Horas após a publicação da reportagem, Trump foi ao Twitter dizer que o conteúdo é "falso". E negou que tivesse chamado McCain de "perdedor", contrariando postagens que ele mesmo fez em sua conta na mesma rede social há cinco anos.
"Eu juro por qualquer coisa ou qualquer pessoa pela qual queiram que eu jure que jamais chamei nossos grandes soldados mortos de qualquer outra coisa além de HERÓIS. Isso é mais uma história falsa criada por perdedores invejosos e abjetos em uma desgraçada tentativa de influenciar as eleições de 2020!", postou o presidente na noite desta quinta-feira.
Impopular entre as tropas
A reportagem da Atlantic gerou reações públicas especialmente entre membros da reserva das Forças Armadas do país. Em um vídeo no Twitter, o major aposentado Paul Eaton pediu a seus colegas de farda para votarem em um "patriota de verdade"e não em Trump e afirmou que "ficaria surpreso se alguém nas Forças Armadas dos Estados Unidos considerasse você (Trump) qualquer coisa, além de um perdedor ou um otário".
Outro veterano da guerra do Afeganistão, David Weissmann, que se apresenta como um ex-apoiador de Trump, recomendou a seus seguidores que colocassem fotos usando fardas nos seus perfis em redes sociais, para mostrar ao presidente quantas pessoas ele ofendeu.

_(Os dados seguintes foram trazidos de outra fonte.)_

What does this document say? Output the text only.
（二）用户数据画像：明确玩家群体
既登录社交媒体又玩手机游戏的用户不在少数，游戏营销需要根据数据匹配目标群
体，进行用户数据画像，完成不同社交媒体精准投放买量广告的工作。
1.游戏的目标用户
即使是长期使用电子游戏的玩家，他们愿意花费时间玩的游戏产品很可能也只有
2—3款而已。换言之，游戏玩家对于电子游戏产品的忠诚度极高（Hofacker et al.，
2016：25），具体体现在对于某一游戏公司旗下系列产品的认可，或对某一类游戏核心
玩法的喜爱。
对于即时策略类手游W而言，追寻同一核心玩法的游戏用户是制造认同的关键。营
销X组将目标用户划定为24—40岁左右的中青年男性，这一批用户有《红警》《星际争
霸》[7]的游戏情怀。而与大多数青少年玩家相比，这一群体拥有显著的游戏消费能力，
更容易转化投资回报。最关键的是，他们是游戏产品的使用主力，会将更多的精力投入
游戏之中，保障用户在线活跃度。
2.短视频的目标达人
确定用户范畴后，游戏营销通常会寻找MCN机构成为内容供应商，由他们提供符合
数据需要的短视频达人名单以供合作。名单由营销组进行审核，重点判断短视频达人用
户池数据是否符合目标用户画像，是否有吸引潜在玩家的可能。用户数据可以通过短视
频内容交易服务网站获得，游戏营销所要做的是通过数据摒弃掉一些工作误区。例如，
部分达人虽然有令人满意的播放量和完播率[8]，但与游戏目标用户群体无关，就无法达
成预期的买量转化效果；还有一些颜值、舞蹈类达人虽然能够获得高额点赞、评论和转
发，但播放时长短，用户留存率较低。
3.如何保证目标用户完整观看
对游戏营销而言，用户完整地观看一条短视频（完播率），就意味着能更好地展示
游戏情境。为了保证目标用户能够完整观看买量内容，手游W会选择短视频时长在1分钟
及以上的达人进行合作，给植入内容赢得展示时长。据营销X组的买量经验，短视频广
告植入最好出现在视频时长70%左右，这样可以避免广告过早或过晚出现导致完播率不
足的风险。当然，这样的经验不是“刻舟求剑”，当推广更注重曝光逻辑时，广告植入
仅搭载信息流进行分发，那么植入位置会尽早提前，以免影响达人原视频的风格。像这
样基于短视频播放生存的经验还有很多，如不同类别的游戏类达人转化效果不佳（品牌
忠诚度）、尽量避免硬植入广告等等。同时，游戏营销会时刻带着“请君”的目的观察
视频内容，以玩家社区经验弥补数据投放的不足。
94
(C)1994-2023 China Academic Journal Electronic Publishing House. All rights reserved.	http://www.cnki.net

Trump não vive seu melhor momento junto às tropas americanas. Em junho deste ano ele foi pública e duramente criticado por ter empregado militares na dispersão de manifestantes pacíficos das cercanias da Casa Branca.
A remoção da passeata pacífica com bombas de efeito moral e balas de borracha foi feita para que Trump pudesse posar para uma fotografia com uma bíblia na mão diante de uma igreja parcialmente queimada em um dos protestos. O presidente não é conhecido por sua religiosidade.
"Eu jamais deveria ter estado ali", afirmou o General Mark A. Milley, comandante do Exército, 10 dias após o incidente. Ele disse ainda que sua "presença naquele momento e naquele ambiente criou uma percepção dos militares envolvidos na política interna", algo que não deveria ter ocorrido.
Até mesmo o secretário de Defesa de Trump afirmou que as tropas não deveriam ser usadas pelo presidente para controlar protestos domésticos.
No fim daquele mesmo mês, o jornal The New York Times revelou que Trump havia sido informado pelo serviço secreto americano de que soldados americanos tinham se tornado alvo de milícias ligadas ao Talebã, remuneradas pelo governo russo para matá-los.
Trump teria ignorado a informação por meses e não tomado nenhuma medida para proteger seus homens, embora no Afeganistão os atentados contra militares dos Estados Unidos estivessem de fato ocorrendo.
Segundo a inteligência americana, a estratégia da Rússia era, com as mortes, desestabilizar um acordo de paz entre americanos e o regime Talebã.
A informação gerou descontentamento nos círculos militares e a percepção de que Trump não se empenhava em protegê-los. Uma pesquisa feita junto às tropas pelo jornal especializado Military Times e divulgada nessa semana mostrou os impactos desses episódios na popularidade do presidente.
Trump é aprovado por apenas 38% dos militares ouvidos na pesquisa. E, em relação à intenção de votos, 41,3% deles afirmam que votarão no democrata Joe Biden, contra 37,4% que dizem preferir Trump.